Die Zukunft der Printmedien- analog oder digital?

Im Rahmen des Seminars „Journalismus-Kritische Theorie und kritische Praxis“ hatten wir Student-innen der MLU am 23.11.2021 die Möglichkeit, zwei Mitglieder aus der Branche der Printmedien zu ihren Tätigkeiten zu befragen: Andreas Montag, Autor und gleichzeitig Journalist der Mitteldeutschen Zeitung und Bastian Zimmermann, CO-Herausgeber und CO-Redakteur der Musikfachzeitschrift „Positionen“.

Dabei wurden viele interessante Fragen und Diskussionspunkte angesprochen. Unter anderem ging es um die Frage: „Wie wird die Zukunft der Printmedien durch den Einfluss der Digitalisierung aussehen?“

Dass die Digitalisierung in den vergangenen Jahren eine rasante Entwicklung hingelegt hat, ist mittlerweile kein Geheimnis mehr. Dies führte in vielen Lebensbereichen zu einschneidenden Veränderungen. So auch im Bereich der Printmedien. Durch das unendlich breite Spektrum an digitalen Informationsmöglichkeiten gibt es kaum noch ein analoges Printmedium, welches schwarze Zahlen schreibt. Die rote Farbe überwiegt bei den Printmedien schon seit mehreren Jahren deutlich. Somit mussten und müssen auch die Zeitungen, Fachzeitschriften & Co reagieren und ihre Inhalte und Formate entsprechend der fortlaufenden Entwicklung anpassen.

Dazu stellten wir unseren beiden Vertretern der Printmedien die Frage, ob sie denken, dass das analoge Medium durch die Digitalisierung gänzlich aufgelöst werden wird.

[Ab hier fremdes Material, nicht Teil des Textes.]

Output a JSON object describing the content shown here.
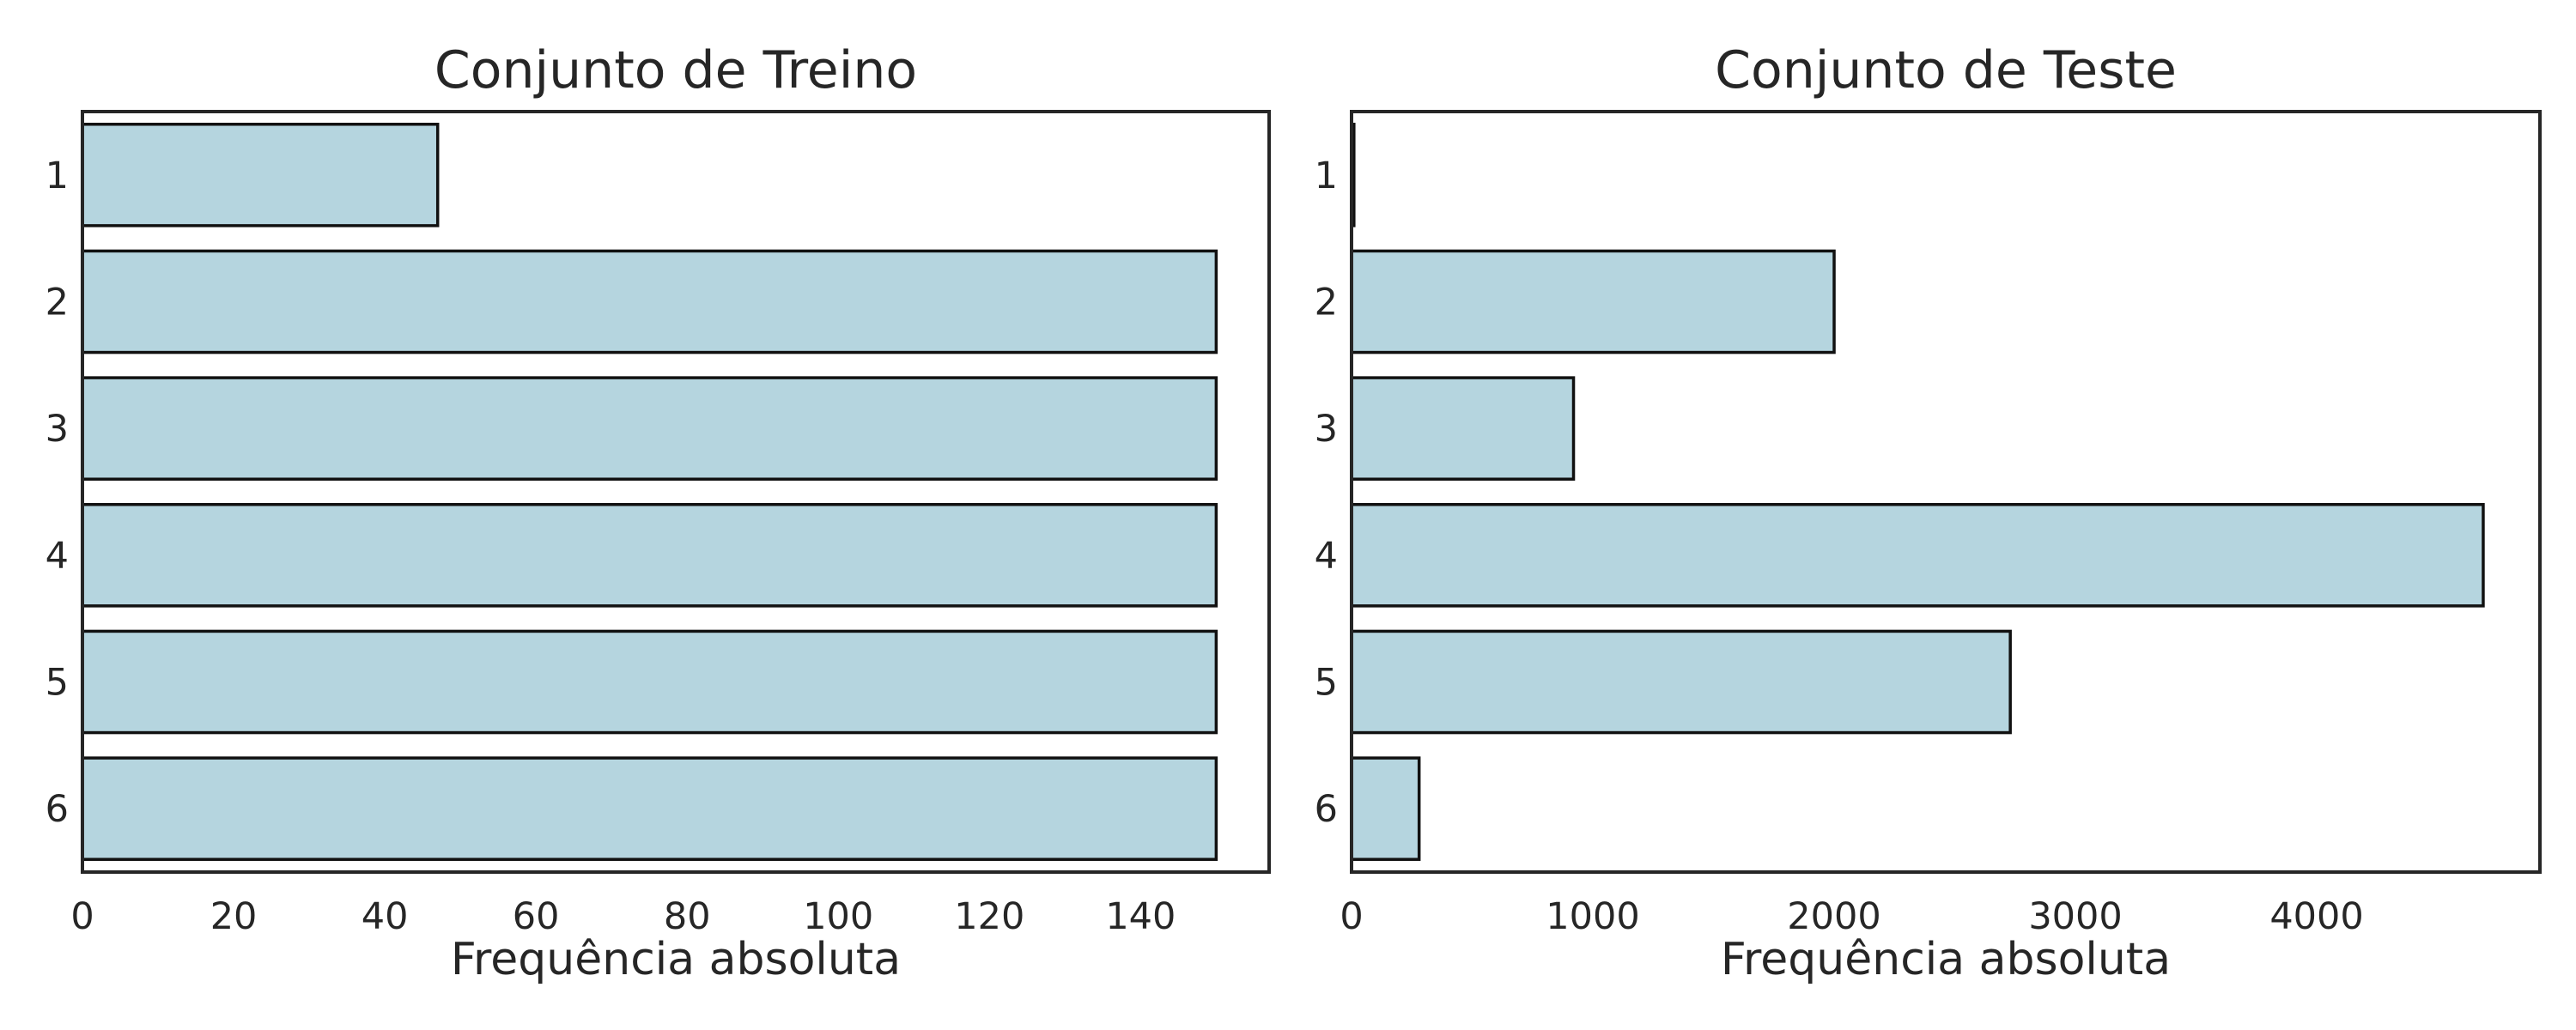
{
  "chart_data": [
    {
      "type": "bar",
      "orientation": "horizontal",
      "title": "Conjunto de Treino",
      "xlabel": "Frequência absoluta",
      "ylabel": "",
      "categories": [
        "1",
        "2",
        "3",
        "4",
        "5",
        "6"
      ],
      "values": [
        47,
        150,
        150,
        150,
        150,
        150
      ],
      "xlim": [
        0,
        157
      ],
      "xticks": [
        0,
        20,
        40,
        60,
        80,
        100,
        120,
        140
      ],
      "grid": false,
      "bar_color": "#b5d5df",
      "edge_color": "#111111"
    },
    {
      "type": "bar",
      "orientation": "horizontal",
      "title": "Conjunto de Teste",
      "xlabel": "Frequência absoluta",
      "ylabel": "",
      "categories": [
        "1",
        "2",
        "3",
        "4",
        "5",
        "6"
      ],
      "values": [
        10,
        2000,
        920,
        4690,
        2730,
        280
      ],
      "xlim": [
        0,
        4925
      ],
      "xticks": [
        0,
        1000,
        2000,
        3000,
        4000
      ],
      "grid": false,
      "bar_color": "#b5d5df",
      "edge_color": "#111111"
    }
  ]
}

Die Antworten waren klar und deutlich:

Bastian Zimmermann verneinte die Frage.Seiner Ansicht nach, lese man im Onlineformat „nicht richtig“. Wer hat sich nicht schon mal dabei ertappt, einen Online-Artikel lesen zu wollen und dann doch nur grob drüber zu huschen und den Inhalt gar nicht richtig zu erfassen? Ich denke, das hat vor allem etwas mit dem schnellen Wandel des Online-Formates zu tun. Man hat nichts Haptisches, unveränderliches, worauf man sich stützen kann. Schaut man nur mal eine Sekunde weg, erscheint am Rand des Artikels schon wieder eine neue Werbung für ein Produkt. Somit schweift die Aufmerksamkeit enorm schnell ab und man hat schon wieder vergessen, dass man ja eigentlich den Artikel lesen wollte.

Hat man eine Zeitschrift in der Hand, so Zimmermann, beschäftige man sich viel mehr mit dem Objekt der Zeitschrift an sich. Nicht umsonst hat der CO-Herausgeber nach der Übernahme der Zeitschrift vor drei Jahren einen gewaltigen Relaunch mit einer völlig neuen Gestaltung der analogen Zeitschrift durchgesetzt.

Etwas Haptisches in der Hand zu haben, ein Objekt, mit dem man sich detailliert auseinandersetzen kann- das Gefühl des Papieres in den Händen, das Gewicht des Mediums, der Geruch der frisch gedruckten Seiten- dies alles überzeugt noch viele Leser, beim analogen Medium zu verharren.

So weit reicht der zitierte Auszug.